O Manel foi meu aluno. Testemunhei a sua licenciatura e convidou-me para o jantar onde celebrou o fim do seu Mestrado. Não só era um bom aluno. Chamou-me, desde o início, a atenção por ser dono de uma boa disposição primaveril e gostar de cinema. No fim de muitas aulas discutimos realizadores, atores e as grandes fitas do momento. Foi, graças a ele, que decidi ver a Lista de Schindler e bem lhe agradeci o entusiasmado conselho.
A vida separou-nos. Na última década encontrámo-nos, por acaso, duas ou três vezes. Soube que casara, que fora pai, que comprara casa. Sentia genuína alegria quando o encontrava. Não existe melhor prémio para um professor do que saber que os seus antigos alunos voaram e que, nas asas, existem algumas penas que lhes ajudámos a criar.
Já no final do Verão soube notícias dele através de um colega, também ex-aluno, que me deixaram inquieto. Andaria exausto devido ao trabalho em excesso de tal maneira que o nosso Manel perdera o ar brincalhão, o cinema já não o entusiasmava, e o olhar brilhante fora substituído por pálidas e fundas olheiras de insónia.
Prometi que lhe iria telefonar. Porém, a vida prega-nos partidas e, de súbito, a minha saúde também entrou em rodopio e ficaram muitos telefonemas adiados.
Esta semana recebi uma SMS do seu telemóvel.
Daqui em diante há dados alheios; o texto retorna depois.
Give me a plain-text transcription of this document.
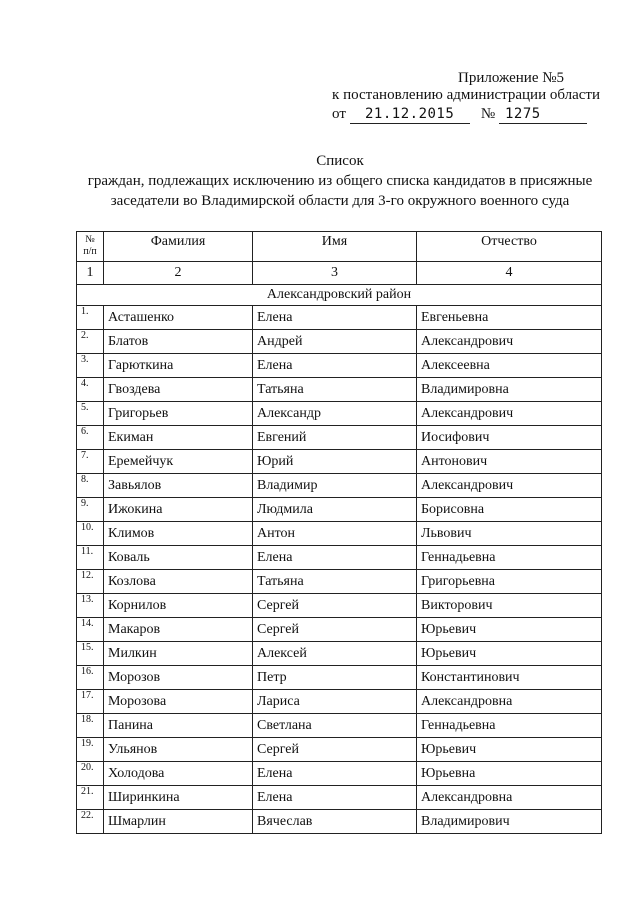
Приложение №5
к постановлению администрации области
от 21.12.2015 № 1275
Список
граждан, подлежащих исключению из общего списка кандидатов в присяжные
заседатели во Владимирской области для 3-го окружного военного суда
№ п/п	Фамилия	Имя	Отчество
1	2	3	4
Александровский район			
1.	Асташенко	Елена	Евгеньевна
2.	Блатов	Андрей	Александрович
3.	Гарюткина	Елена	Алексеевна
4.	Гвоздева	Татьяна	Владимировна
5.	Григорьев	Александр	Александрович
6.	Екиман	Евгений	Иосифович
7.	Еремейчук	Юрий	Антонович
8.	Завьялов	Владимир	Александрович
9.	Ижокина	Людмила	Борисовна
10.	Климов	Антон	Львович
11.	Коваль	Елена	Геннадьевна
12.	Козлова	Татьяна	Григорьевна
13.	Корнилов	Сергей	Викторович
14.	Макаров	Сергей	Юрьевич
15.	Милкин	Алексей	Юрьевич
16.	Морозов	Петр	Константинович
17.	Морозова	Лариса	Александровна
18.	Панина	Светлана	Геннадьевна
19.	Ульянов	Сергей	Юрьевич
20.	Холодова	Елена	Юрьевна
21.	Ширинкина	Елена	Александровна
22.	Шмарлин	Вячеслав	Владимирович
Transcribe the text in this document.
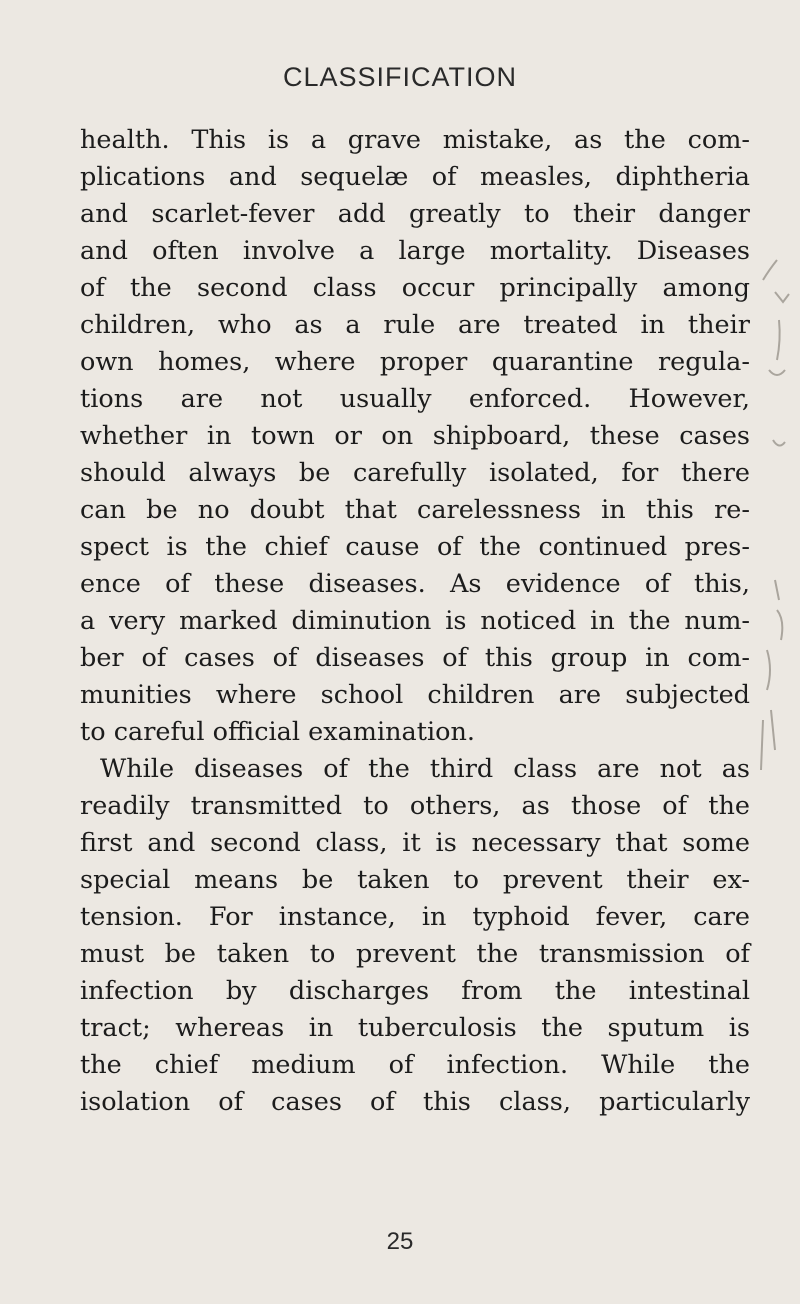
CLASSIFICATION
health. This is a grave mistake, as the com-
plications and sequelæ of measles, diphtheria
and scarlet-fever add greatly to their danger
and often involve a large mortality. Diseases
of the second class occur principally among
children, who as a rule are treated in their
own homes, where proper quarantine regula-
tions are not usually enforced. However,
whether in town or on shipboard, these cases
should always be carefully isolated, for there
can be no doubt that carelessness in this re-
spect is the chief cause of the continued pres-
ence of these diseases. As evidence of this,
a very marked diminution is noticed in the num-
ber of cases of diseases of this group in com-
munities where school children are subjected
to careful official examination.
While diseases of the third class are not as
readily transmitted to others, as those of the
first and second class, it is necessary that some
special means be taken to prevent their ex-
tension. For instance, in typhoid fever, care
must be taken to prevent the transmission of
infection by discharges from the intestinal
tract; whereas in tuberculosis the sputum is
the chief medium of infection. While the
isolation of cases of this class, particularly
25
Lembrei-me do telefonema em falta e instintivamente decidi que não iria responder da mesma forma. Era o momento de falarmos. Porém, já não era o Manel. A esposa enviara a mesmo SMS a todos os seus contactos telefónicos.
Esgotado, apesar dos conselhos de quem o amava, dos médicos que o apoiavam, persistia em fazer dois turnos de trabalho até que o cansaço o venceu. Numa triste madrugada de Outubro, o Manel adormeceu ao volante. Para não acordar mais.
Não daria notícia desta história, por habitar a minha privacidade, se não soubesse de muitos jovens trabalham e vivem nas mesmas condições. Chamam-lhe 'burnout', um anglicanismo que significa esgotamento. Meus caros leitores, é tempo de travar. Não deixem que a vertigem de viver atropele os vossos sonhos.